MPT0B098, a Novel Microtubule Inhibitor That Destabilizes the Hypoxia-Inducible Factor-1α mRNA through Decreasing Nuclear-Cytoplasmic Translocation of RNA-Binding Protein HuR

Microtubule inhibitors have been shown to inhibit hypoxia-inducible factor-1 alpha(HIF-1 alpha) expression through inhibition translation or enhancing protein degradation. Little is known of the effect of microtubule inhibitors on the stability of HIF-1 alpha mRNA. We recently discovered a novel indoline-sulfonamide compound, 7-aryl-indoline-1-benzene-sulfonamide (MPT0B098), as a potent microtubule inhibitor through binding to the colchicine-binding site of tubulin. MPT0B098 is active against the growth of various human cancer cells, including chemoresistant cells with IC50 values ranging from 70 to 150 nmol/L. However, normal cells, such as human umbilical vein endothelial cells (HUVEC), exhibit less susceptibility to the inhibitory effect of MPT0B098 with IC50 of 510 nmol/L. Similar to typical microtubule inhibitors, MPT0B098 arrests cells in the G(2)-M phase and subsequently induces cell apoptosis. In addition, MPT0B098 effectively suppresses VEGF-induced cell migration and capillary-like tube formation of HUVECs. Distinguished from other microtubule inhibitors, MPT0B098 not only inhibited the expression levels of HIF-1 alpha protein but also destabilized HIF-1 alpha mRNA. The mechanism of causing unstable of HIF-1 alpha mRNA by MPT0B098 is through decreasing RNA-binding protein, HuR, translocation from the nucleus to the cytoplasm.

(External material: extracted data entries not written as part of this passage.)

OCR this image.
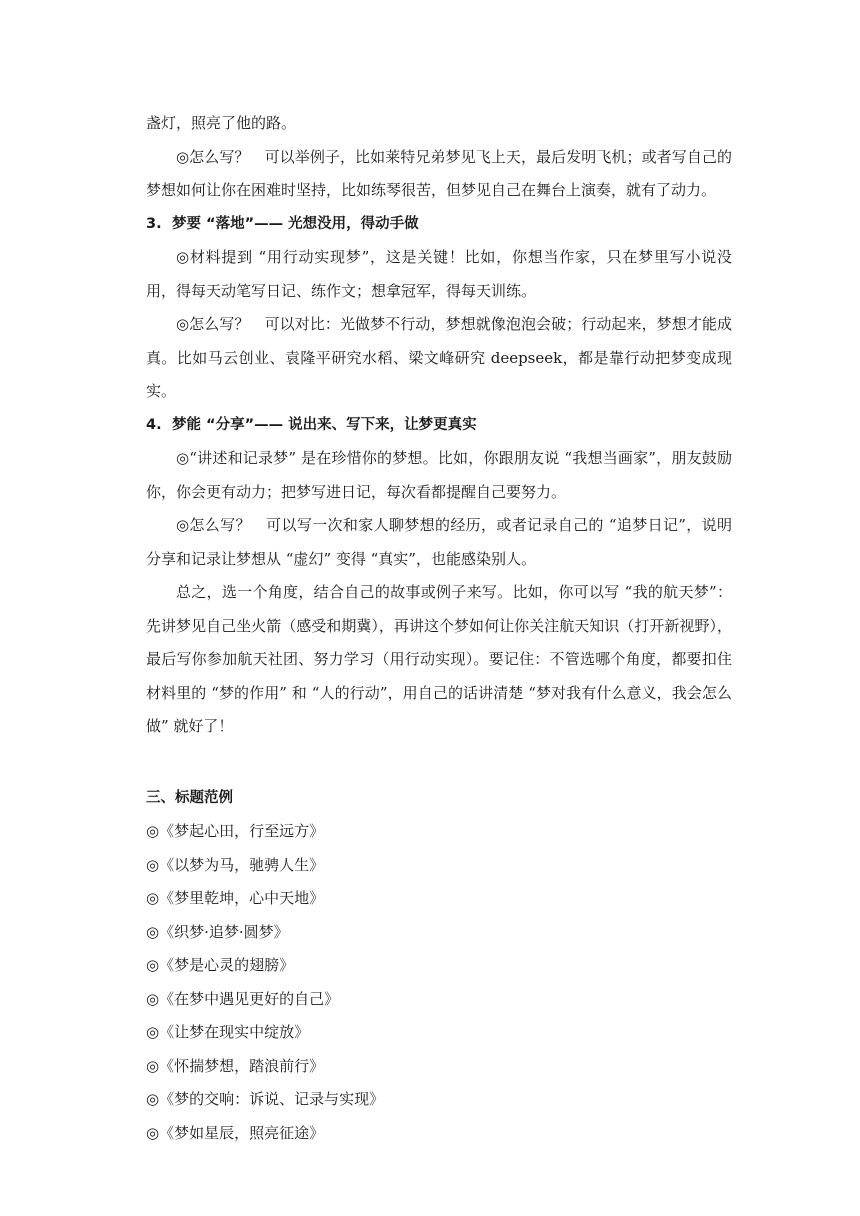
盏灯，照亮了他的路。

◎怎么写？　可以举例子，比如莱特兄弟梦见飞上天，最后发明飞机；或者写自己的梦想如何让你在困难时坚持，比如练琴很苦，但梦见自己在舞台上演奏，就有了动力。

3. 梦要 “落地”—— 光想没用，得动手做

◎材料提到 “用行动实现梦”，这是关键！比如，你想当作家，只在梦里写小说没用，得每天动笔写日记、练作文；想拿冠军，得每天训练。

◎怎么写？　可以对比：光做梦不行动，梦想就像泡泡会破；行动起来，梦想才能成真。比如马云创业、袁隆平研究水稻、梁文峰研究 deepseek，都是靠行动把梦变成现实。

4. 梦能 “分享”—— 说出来、写下来，让梦更真实

◎“讲述和记录梦” 是在珍惜你的梦想。比如，你跟朋友说 “我想当画家”，朋友鼓励你，你会更有动力；把梦写进日记，每次看都提醒自己要努力。

◎怎么写？　可以写一次和家人聊梦想的经历，或者记录自己的 “追梦日记”，说明分享和记录让梦想从 “虚幻” 变得 “真实”，也能感染别人。

总之，选一个角度，结合自己的故事或例子来写。比如，你可以写 “我的航天梦”：先讲梦见自己坐火箭（感受和期冀），再讲这个梦如何让你关注航天知识（打开新视野），最后写你参加航天社团、努力学习（用行动实现）。要记住：不管选哪个角度，都要扣住材料里的 “梦的作用” 和 “人的行动”，用自己的话讲清楚 “梦对我有什么意义，我会怎么做” 就好了！

三、标题范例

◎《梦起心田，行至远方》
◎《以梦为马，驰骋人生》
◎《梦里乾坤，心中天地》
◎《织梦·追梦·圆梦》
◎《梦是心灵的翅膀》
◎《在梦中遇见更好的自己》
◎《让梦在现实中绽放》
◎《怀揣梦想，踏浪前行》
◎《梦的交响：诉说、记录与实现》
◎《梦如星辰，照亮征途》
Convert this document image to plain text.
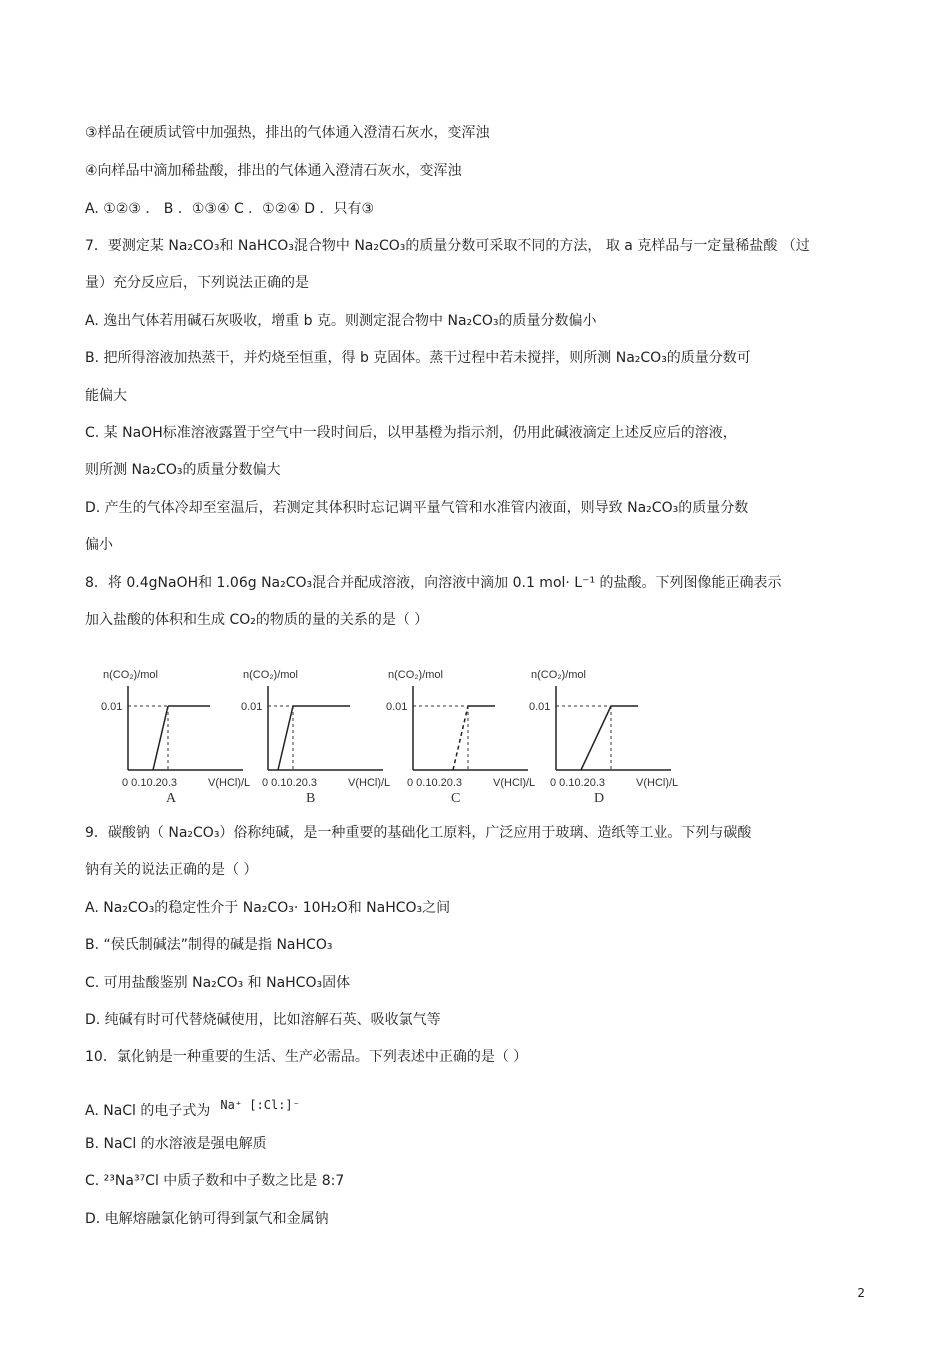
③样品在硬质试管中加强热，排出的气体通入澄清石灰水，变浑浊
④向样品中滴加稀盐酸，排出的气体通入澄清石灰水，变浑浊
A. ①②③ ． B ．①③④ C ．①②④ D ．只有③
7．要测定某 Na₂CO₃和 NaHCO₃混合物中 Na₂CO₃的质量分数可采取不同的方法， 取 a 克样品与一定量稀盐酸 （过
量）充分反应后，下列说法正确的是
A. 逸出气体若用碱石灰吸收，增重 b 克。则测定混合物中 Na₂CO₃的质量分数偏小
B. 把所得溶液加热蒸干，并灼烧至恒重，得 b 克固体。蒸干过程中若未搅拌，则所测 Na₂CO₃的质量分数可
能偏大
C. 某 NaOH标准溶液露置于空气中一段时间后，以甲基橙为指示剂，仍用此碱液滴定上述反应后的溶液，
则所测 Na₂CO₃的质量分数偏大
D. 产生的气体冷却至室温后，若测定其体积时忘记调平量气管和水准管内液面，则导致 Na₂CO₃的质量分数
偏小
8．将 0.4gNaOH和 1.06g Na₂CO₃混合并配成溶液，向溶液中滴加 0.1 mol· L⁻¹ 的盐酸。下列图像能正确表示
加入盐酸的体积和生成 CO₂的物质的量的关系的是（ ）
9．碳酸钠（ Na₂CO₃）俗称纯碱，是一种重要的基础化工原料，广泛应用于玻璃、造纸等工业。下列与碳酸
钠有关的说法正确的是（ ）
A. Na₂CO₃的稳定性介于 Na₂CO₃· 10H₂O和 NaHCO₃之间
B. “侯氏制碱法”制得的碱是指 NaHCO₃
C. 可用盐酸鉴别 Na₂CO₃ 和 NaHCO₃固体
D. 纯碱有时可代替烧碱使用，比如溶解石英、吸收氯气等
10．氯化钠是一种重要的生活、生产必需品。下列表述中正确的是（ ）
A. NaCl 的电子式为 Na⁺ [:Cl:]⁻
B. NaCl 的水溶液是强电解质
C. ²³Na³⁷Cl 中质子数和中子数之比是 8:7
D. 电解熔融氯化钠可得到氯气和金属钠
n(CO₂)/mol
0.01
0 0.10.20.3	V(HCl)/L
A
n(CO₂)/mol
0.01
0 0.10.20.3	V(HCl)/L
B
n(CO₂)/mol
0.01
0 0.10.20.3	V(HCl)/L
C
n(CO₂)/mol
0.01
0 0.10.20.3	V(HCl)/L
D
2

Notably, MPT0B098 effectively suppresses tumor growth and microvessel density of tumor specimens in vivo. Taken together, our results provide a novel mechanism of inhibiting HIF-1 alpha of a microtubule inhibitor MPT0B098. MPT0B098 is a promising anticancer drug candidate with potential for the treatment of human malignancies. (C) 2013 AACR.